How the Alpine Training Center differs from box gyms
If you look at something like CrossFit, a lot of their programming is designed to improve performance in the gym. They do a lot of timed efforts whereas ATC’s programming is designed to improve what you’re doing outside. In other words, there are less timed efforts in the gym but the training is more focused on improving you outside and in your sport. For example, are you hiking faster with their programming? What they do in the gym should complement their outdoor activity instead of being a competition in the gym.
Connie’s website says “This is not Crossfit. This is one solid hour of complete athletic mindfulness.”

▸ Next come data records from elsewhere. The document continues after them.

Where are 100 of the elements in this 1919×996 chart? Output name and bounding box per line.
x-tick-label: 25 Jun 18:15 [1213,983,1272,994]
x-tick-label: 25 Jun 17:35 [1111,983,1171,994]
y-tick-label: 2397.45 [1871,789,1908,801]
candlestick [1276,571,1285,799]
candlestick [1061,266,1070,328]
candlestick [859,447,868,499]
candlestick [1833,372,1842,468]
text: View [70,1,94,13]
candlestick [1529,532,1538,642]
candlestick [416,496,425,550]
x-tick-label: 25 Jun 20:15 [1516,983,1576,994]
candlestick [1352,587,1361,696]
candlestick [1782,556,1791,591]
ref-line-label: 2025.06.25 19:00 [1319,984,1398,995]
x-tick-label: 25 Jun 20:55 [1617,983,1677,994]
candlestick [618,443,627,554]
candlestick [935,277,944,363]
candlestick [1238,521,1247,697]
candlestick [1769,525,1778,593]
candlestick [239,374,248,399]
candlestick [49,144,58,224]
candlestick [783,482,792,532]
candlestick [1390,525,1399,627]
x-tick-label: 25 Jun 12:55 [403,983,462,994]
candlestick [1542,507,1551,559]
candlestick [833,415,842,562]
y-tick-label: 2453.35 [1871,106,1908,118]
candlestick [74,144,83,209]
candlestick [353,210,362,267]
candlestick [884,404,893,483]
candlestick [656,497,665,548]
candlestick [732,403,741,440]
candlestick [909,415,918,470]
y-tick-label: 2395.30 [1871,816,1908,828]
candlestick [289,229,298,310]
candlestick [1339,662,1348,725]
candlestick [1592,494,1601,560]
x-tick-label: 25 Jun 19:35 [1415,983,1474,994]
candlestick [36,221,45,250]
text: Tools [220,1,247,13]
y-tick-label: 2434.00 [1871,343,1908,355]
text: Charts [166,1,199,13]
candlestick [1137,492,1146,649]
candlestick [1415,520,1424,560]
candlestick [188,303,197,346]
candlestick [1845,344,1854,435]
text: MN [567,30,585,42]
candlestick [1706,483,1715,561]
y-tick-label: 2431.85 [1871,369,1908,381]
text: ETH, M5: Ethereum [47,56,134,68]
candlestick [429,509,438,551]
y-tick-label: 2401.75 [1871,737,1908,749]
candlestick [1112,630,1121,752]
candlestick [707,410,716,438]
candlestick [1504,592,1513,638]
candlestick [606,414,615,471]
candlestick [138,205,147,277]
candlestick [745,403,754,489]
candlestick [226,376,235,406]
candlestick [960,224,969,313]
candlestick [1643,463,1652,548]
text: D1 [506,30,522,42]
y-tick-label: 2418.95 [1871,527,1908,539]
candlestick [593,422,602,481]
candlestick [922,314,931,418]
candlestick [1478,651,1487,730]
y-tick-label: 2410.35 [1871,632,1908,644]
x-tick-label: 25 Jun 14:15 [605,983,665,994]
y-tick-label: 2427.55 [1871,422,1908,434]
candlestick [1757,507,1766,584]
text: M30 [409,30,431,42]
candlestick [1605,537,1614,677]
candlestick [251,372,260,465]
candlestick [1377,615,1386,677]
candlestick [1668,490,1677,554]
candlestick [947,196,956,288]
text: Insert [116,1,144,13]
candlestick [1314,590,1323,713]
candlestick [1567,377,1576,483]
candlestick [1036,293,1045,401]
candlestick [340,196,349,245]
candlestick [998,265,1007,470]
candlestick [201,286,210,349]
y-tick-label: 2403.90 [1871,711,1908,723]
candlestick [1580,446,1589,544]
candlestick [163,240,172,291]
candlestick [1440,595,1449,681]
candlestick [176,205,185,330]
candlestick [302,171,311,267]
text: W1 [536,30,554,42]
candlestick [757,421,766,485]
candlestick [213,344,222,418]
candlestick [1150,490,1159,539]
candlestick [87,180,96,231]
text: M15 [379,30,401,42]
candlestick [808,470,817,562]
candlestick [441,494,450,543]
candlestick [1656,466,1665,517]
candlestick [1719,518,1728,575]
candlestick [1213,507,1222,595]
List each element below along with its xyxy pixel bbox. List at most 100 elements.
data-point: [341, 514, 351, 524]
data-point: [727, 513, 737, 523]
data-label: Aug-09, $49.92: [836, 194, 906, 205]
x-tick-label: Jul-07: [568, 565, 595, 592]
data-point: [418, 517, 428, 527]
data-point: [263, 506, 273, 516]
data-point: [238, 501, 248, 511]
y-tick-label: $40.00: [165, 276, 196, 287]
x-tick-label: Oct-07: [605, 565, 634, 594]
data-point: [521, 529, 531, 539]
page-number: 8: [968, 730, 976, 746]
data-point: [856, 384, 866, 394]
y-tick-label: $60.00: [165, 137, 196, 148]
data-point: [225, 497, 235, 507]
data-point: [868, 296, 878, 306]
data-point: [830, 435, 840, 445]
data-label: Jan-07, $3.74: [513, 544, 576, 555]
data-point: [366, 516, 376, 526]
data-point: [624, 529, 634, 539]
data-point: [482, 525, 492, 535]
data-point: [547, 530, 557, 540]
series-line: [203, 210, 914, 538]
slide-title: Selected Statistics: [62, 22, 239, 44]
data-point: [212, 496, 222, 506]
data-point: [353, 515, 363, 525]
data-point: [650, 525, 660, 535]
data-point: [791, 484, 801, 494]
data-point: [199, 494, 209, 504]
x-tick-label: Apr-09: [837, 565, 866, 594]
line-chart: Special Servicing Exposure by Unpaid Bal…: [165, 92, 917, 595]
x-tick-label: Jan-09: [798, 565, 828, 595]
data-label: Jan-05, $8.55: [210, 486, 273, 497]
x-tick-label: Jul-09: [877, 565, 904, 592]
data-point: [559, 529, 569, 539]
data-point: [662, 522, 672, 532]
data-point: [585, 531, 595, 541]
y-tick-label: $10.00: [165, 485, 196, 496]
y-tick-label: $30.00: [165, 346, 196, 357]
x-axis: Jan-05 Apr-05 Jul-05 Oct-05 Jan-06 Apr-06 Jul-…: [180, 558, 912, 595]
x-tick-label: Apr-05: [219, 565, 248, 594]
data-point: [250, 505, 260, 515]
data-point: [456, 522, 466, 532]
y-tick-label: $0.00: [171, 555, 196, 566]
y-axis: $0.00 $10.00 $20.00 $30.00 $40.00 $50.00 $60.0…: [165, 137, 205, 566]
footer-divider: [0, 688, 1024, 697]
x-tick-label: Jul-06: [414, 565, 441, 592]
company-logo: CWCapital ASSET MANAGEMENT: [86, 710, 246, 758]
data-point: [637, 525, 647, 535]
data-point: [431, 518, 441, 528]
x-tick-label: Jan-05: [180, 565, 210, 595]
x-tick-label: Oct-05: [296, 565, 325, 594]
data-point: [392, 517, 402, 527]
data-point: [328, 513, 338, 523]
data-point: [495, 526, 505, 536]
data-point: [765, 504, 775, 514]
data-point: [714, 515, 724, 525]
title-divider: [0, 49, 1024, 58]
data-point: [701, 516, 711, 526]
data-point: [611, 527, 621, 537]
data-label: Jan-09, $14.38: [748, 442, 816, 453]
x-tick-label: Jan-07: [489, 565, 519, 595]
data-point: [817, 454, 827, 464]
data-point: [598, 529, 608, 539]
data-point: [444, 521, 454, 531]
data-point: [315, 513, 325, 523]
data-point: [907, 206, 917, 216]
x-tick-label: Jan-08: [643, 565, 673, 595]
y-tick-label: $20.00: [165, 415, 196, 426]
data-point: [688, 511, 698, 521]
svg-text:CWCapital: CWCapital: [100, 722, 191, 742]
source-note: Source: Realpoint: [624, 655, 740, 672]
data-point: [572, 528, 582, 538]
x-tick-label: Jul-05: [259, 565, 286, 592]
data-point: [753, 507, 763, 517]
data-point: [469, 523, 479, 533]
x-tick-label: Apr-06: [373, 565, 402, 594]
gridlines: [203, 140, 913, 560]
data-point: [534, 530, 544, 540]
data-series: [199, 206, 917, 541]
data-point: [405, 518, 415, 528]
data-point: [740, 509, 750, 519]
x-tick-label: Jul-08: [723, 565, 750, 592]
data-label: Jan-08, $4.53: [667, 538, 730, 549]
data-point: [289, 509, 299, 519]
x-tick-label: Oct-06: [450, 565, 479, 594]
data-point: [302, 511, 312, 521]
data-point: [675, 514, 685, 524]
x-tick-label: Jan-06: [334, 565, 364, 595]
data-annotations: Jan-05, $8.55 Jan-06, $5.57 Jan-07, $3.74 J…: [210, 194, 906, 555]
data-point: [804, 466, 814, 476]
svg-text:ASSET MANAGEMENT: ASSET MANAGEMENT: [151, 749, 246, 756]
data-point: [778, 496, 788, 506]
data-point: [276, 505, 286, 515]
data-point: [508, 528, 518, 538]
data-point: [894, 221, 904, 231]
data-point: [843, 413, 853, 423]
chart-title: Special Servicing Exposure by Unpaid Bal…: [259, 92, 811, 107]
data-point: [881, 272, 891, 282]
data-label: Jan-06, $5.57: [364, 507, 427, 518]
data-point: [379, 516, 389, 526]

We asked her what “Complete athletic mindfulness” meant to her. She told us, “It’s a combination of a lot of things: Being strong, being in good condition, being physically fit, being able to work for an hour or more since most outdoors sports last longer than an hour, being durable as an athlete, so you can go day after day or multiple hours if you’re sport dictates that, and also having the flexibility and mobility to continue doing your sport for many years.”
All the programming at ATC includes those variables: strength, conditioning, durability, and mobility.
Connie’s Backcountry Workout
We asked Connie to write up a home workout for hiking. Here are some of the best exercises for hiking and this workout will only take you around 45 minutes.
Warmup: 10 minutes
Stair Climbs OR Step-Ups to bench/box/stairs with a backpack @ 20% bodyweight (stuff your pack like you normally would on a trip)
Mobility: 2 rounds
Runner’s Lunge (hold 10 seconds each side)
Bird dogs (6x)
Training: 3 rounds (pack across the back of neck/shoulders, fill it 20% of body weight – do not wear it)
1 Minute: Kneeling to Standing – Right leg only
30 seconds: Rest
1 Minute: Kneeling to Standing – Left leg only
30 seconds: Rest
4 Rounds – Wearing pack for all exercises, fill it 20% of body weight
20-second Squat Hold
4 Rounds – No pack
30-second Side Plank – Right side
30-second Side Plank – Left side
20 Mountain Climbers – Total
Rest as needed
4 Rounds – Cooldown
10 Lateral Lunges – Slow stretch
10 seconds each side – Downward-Facing Dog/Calf stretch
Lay face-down on the floor. Exhale and lift all four limbs, contracting through the low back. Inhale as you lower your limbs back to the floor.
Start in a plank position with hands directly below shoulders. Step your left foot up and outside your left hand. Let your hips sink toward the floor. Switch sides.
Start both knees on the ground and with your pack across the back of your neck. Stand up and return to kneeling position.
Start by standing up straight. Reach hands to the ground and place your hands in front of your feet. Walk your hands forward, one at a time, allowing your heels to lift off the floor as your body begins to straighten. Stop once your hands are directly under your shoulders. Then reverse direction by walking your hands back toward your feet, lifting hips up, and trying to keep legs straight. Return to standing.